Savard, who will live in Chicago for part of the summer and work for Imagine Chicago, an organization that promotes civic projects and partnerships, is already thinking about ways to improve her game as she enters her final season at Yale.
''There are always things to work on," said Savard, who was third in team scoring this past season (7 goals and 13 assists) and was selected to the Eastern College Athletic Conference All-Star team. ''I feel I've become a better player because I've learned the system really well. And as an athlete, you have to learn to manage your time well because of the academic demands of an Ivy League school.
''Our primary goal for next season is to be more consistent than we were this season. In games against Brown and Harvard we saw our true potential, and if we can play at that level more consistently, we will have a very successful season. We'll have talent and depth next year [15 of 17 starters are returning, as is sophomore Helen Resor, who spent last year with the US Olympic team]. We've already started training this spring, and we're hoping to come back faster and stronger and ready to play by October."
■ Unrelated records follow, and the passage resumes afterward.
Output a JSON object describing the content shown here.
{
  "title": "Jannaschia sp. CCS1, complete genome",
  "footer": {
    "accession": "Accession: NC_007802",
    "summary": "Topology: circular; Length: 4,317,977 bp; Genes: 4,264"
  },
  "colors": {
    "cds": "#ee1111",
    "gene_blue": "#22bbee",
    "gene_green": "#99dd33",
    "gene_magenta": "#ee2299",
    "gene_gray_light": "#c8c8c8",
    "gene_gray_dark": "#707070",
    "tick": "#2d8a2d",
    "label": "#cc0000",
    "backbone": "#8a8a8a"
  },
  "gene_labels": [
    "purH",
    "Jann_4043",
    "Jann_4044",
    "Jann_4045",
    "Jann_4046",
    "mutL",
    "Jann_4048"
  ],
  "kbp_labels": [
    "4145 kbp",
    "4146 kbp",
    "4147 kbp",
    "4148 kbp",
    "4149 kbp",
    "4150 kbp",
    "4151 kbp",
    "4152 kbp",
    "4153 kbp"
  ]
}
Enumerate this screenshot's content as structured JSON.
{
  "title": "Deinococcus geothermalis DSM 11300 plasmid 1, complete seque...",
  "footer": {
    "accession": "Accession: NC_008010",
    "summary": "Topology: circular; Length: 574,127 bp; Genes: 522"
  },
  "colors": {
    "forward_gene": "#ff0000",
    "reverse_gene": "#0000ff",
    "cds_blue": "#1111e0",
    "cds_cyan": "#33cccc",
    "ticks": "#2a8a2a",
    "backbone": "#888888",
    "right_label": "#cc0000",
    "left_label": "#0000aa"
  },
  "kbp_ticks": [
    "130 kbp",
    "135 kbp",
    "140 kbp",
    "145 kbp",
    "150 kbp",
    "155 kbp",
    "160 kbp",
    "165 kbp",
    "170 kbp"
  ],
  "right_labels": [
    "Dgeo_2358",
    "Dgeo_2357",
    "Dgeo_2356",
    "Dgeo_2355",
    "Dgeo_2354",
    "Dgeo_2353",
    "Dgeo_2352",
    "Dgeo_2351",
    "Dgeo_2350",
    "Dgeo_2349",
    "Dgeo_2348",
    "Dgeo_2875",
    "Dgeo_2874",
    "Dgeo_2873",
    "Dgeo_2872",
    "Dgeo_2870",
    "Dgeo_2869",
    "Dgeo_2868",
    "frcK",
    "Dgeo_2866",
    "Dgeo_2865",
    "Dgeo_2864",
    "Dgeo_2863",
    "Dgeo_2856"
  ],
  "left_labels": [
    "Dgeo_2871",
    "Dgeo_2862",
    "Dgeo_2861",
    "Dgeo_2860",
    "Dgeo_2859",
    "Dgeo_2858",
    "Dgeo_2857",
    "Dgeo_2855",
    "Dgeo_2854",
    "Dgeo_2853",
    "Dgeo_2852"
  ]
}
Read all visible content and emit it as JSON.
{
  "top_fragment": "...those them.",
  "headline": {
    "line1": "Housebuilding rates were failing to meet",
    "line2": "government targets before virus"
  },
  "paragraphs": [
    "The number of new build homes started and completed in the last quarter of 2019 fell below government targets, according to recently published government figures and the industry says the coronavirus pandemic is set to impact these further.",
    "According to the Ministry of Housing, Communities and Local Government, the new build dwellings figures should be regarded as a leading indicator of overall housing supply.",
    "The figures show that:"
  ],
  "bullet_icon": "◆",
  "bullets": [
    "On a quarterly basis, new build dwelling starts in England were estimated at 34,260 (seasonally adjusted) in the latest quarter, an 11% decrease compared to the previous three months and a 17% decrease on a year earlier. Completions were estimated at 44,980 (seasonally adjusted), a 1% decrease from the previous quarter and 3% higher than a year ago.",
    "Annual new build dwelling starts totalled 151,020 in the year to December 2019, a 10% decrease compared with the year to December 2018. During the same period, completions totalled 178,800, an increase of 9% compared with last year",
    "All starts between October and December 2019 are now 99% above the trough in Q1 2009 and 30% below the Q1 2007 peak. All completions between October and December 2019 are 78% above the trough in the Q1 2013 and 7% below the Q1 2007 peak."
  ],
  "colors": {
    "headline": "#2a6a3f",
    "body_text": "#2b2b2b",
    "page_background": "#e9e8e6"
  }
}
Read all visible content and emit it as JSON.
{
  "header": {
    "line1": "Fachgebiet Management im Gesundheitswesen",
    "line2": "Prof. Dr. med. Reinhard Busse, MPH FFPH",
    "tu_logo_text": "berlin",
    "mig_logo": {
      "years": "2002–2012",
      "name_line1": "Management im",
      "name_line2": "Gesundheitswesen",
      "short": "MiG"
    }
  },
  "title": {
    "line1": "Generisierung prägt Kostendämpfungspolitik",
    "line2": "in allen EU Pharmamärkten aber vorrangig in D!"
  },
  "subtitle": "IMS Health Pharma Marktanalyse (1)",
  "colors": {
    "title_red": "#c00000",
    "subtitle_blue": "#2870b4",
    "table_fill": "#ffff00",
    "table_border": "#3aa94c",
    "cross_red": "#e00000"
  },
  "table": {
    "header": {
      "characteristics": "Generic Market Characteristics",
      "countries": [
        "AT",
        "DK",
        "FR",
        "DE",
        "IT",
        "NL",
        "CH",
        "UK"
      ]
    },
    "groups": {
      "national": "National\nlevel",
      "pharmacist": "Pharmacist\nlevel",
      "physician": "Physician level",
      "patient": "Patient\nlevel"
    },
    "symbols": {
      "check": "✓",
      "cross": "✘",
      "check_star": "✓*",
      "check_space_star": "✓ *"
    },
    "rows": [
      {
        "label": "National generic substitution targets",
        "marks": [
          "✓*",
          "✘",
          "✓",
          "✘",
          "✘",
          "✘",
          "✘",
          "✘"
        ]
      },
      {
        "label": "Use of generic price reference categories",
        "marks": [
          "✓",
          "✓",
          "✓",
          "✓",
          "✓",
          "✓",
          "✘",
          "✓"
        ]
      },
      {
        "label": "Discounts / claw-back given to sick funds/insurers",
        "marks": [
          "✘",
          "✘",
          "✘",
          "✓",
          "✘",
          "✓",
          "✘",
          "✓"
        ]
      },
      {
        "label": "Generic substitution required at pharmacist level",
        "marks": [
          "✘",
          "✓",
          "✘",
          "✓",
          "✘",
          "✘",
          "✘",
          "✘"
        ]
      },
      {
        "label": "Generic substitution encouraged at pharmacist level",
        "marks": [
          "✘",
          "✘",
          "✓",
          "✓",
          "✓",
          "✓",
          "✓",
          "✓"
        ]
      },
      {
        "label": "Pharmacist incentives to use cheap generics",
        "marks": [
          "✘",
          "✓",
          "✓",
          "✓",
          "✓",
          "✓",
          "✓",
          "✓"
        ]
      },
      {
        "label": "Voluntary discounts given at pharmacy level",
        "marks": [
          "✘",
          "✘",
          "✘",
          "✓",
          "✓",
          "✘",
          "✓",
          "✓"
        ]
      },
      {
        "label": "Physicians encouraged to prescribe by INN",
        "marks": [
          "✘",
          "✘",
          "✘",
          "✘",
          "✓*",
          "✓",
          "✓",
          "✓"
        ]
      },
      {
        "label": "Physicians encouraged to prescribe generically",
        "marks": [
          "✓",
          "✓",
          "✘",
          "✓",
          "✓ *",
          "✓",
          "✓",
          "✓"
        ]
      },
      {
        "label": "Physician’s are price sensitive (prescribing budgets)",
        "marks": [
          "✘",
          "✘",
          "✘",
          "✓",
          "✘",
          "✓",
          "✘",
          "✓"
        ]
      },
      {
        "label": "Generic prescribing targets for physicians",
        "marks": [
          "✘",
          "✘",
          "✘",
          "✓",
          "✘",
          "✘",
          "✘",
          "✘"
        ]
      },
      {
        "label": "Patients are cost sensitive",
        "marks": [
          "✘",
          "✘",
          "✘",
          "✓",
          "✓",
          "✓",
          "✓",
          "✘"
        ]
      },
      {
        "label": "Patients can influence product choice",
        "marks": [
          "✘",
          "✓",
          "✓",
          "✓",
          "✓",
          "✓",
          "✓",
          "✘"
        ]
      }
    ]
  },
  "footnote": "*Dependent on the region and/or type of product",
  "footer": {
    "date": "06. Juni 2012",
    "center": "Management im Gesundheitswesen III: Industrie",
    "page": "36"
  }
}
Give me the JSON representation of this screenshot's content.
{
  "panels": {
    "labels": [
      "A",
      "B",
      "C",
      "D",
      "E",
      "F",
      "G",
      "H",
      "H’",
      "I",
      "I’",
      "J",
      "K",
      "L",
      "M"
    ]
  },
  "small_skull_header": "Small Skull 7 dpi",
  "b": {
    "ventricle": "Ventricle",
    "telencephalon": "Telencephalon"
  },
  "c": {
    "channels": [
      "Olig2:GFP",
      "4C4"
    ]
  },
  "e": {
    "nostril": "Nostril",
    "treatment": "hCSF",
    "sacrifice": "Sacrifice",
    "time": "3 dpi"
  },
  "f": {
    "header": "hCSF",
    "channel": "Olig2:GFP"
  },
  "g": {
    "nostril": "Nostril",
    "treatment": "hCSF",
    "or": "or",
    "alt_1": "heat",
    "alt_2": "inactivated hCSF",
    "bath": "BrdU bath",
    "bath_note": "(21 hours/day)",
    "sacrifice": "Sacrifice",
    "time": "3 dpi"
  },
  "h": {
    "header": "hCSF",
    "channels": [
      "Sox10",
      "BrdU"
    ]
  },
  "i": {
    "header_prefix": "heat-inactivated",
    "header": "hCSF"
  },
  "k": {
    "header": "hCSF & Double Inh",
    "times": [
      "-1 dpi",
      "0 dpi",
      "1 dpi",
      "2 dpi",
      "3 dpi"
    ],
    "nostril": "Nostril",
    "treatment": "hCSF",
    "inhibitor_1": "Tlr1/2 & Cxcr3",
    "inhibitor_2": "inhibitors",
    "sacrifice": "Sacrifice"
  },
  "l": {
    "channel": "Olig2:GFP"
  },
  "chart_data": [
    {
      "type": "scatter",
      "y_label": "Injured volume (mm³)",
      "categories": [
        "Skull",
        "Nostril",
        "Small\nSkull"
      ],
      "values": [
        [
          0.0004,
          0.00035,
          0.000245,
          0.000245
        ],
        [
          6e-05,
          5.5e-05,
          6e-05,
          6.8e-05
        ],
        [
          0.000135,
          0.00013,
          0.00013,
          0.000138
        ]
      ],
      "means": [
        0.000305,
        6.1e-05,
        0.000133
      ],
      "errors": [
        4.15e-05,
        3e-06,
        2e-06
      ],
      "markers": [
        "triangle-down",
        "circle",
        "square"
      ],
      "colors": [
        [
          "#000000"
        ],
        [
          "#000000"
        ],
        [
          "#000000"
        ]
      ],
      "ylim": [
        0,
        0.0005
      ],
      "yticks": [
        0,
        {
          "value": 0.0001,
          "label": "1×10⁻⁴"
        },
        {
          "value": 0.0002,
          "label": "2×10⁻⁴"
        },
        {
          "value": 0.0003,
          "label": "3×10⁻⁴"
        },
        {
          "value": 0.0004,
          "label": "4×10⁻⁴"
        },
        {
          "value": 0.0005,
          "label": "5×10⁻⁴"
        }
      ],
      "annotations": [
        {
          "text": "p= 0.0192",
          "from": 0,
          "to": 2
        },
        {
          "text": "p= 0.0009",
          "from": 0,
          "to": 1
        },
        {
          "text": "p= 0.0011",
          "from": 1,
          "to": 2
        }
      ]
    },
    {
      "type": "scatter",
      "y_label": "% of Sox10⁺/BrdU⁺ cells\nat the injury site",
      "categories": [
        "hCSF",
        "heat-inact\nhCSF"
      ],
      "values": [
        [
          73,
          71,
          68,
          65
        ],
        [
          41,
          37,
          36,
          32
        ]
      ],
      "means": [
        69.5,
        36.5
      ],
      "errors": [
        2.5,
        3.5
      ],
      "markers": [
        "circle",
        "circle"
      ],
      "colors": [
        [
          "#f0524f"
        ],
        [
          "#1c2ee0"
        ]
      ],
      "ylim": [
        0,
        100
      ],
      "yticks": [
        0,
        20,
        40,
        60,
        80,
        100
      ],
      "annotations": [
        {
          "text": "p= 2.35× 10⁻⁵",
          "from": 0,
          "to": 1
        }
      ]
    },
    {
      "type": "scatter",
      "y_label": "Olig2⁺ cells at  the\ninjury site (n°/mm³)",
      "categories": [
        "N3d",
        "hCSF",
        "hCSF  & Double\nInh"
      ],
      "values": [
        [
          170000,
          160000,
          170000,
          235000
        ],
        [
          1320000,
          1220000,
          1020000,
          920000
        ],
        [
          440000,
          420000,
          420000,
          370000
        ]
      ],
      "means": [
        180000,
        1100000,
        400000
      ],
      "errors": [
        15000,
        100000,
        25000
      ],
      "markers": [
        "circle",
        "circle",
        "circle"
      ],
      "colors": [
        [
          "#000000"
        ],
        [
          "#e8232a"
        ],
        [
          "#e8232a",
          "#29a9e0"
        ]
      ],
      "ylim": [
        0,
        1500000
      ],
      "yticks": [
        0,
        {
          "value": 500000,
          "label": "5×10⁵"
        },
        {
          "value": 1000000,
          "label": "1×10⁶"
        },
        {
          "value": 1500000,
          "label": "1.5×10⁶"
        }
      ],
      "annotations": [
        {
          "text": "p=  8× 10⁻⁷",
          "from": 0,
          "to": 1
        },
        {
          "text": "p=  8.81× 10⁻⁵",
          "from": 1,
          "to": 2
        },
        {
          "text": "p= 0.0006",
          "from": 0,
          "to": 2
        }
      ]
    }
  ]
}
Savard, who was coached in youth hockey by her father, Jim, has played a lot of hockey over the years for and against boys' teams, and that experience, she said, not only improved her skating, but also prepared her well for the pace of prep school and college hockey.
''To think of how she started out as a 5-year-old before girls' hockey had really taken off and to become captain at Yale . . . I wouldn't have believed it back then," said Jim Savard, who has coached youth hockey in Framingham for 15 years. ''Kristin had two things going for her. She had an understanding of the game and she was a hard worker. A great kid to coach."
The Savards, who also have three sons, get to most of Kristin's college games. One of their favorite memories is of Kristin scoring the game-winning goal in double overtime to help the Framingham Squirt team win the state championship nearly a decade ago.
At Milton Academy, Savard was an All-Independent School League selection in hockey for four seasons and was honored as team MVP.
She was All-ISL as the captain of Milton Academy's field hockey team, which won the New England prep championship in 2001. She also played lacrosse for two seasons and was on the track team for one season.
Before entering Yale, Savard played for the Concord, Mass.-based Assabet Valley club program, where she was part of a national championship team. Her coach at Assabet was Tom Resor, whose two daughters and niece are teammates of Savard's at Yale.
A political science major and two-time ECAC Hockey League All-Academic selection, Savard was named to the ECAC All-Rookie team as a freshman, when she led the Bulldogs in goals (14) and points (22). She scored the lone goal in a 1-0 win over Maine in her first college game. The following summer, Savard earned a berth on the USA Hockey Women's Festival roster and played with and against several US Olympians in a round-robin tournament.
Savard has been a major figure in the team's resurgence.
Yale has as many wins in the past three seasons (39) as in the prior six seasons combined. Yale won a school-record 16 games during Savard's sophomore season, when the Bulldogs advanced to the conference semifinals for the first time in school history. Savard had 9 goals and 14 assists that season and was presented with the Coach's Award for grit and determination.
That season also featured Yale's first win against Harvard since 1984, the year before Savard was born. And Yale's 4-2 decision against Princeton in the 2004-2005 regular-season finale earned the Bulldogs home ice advantage for the conference quarterfinals for the first time since the women's varsity ice hockey team was started 29 years ago.
Savard, whose community service efforts have included tutoring and volunteering with Relay for Life, is looking forward to her summertime venture with Imagine Chicago. Her specific project is to help promote maternal health. She might also go to South Africa later in the summer to take part in a related volunteer effort.
But she won't put away the skates despite a change of seasons and venue. ''One of my teammates is from Chicago," said Savard, ''so we'll be skating together there."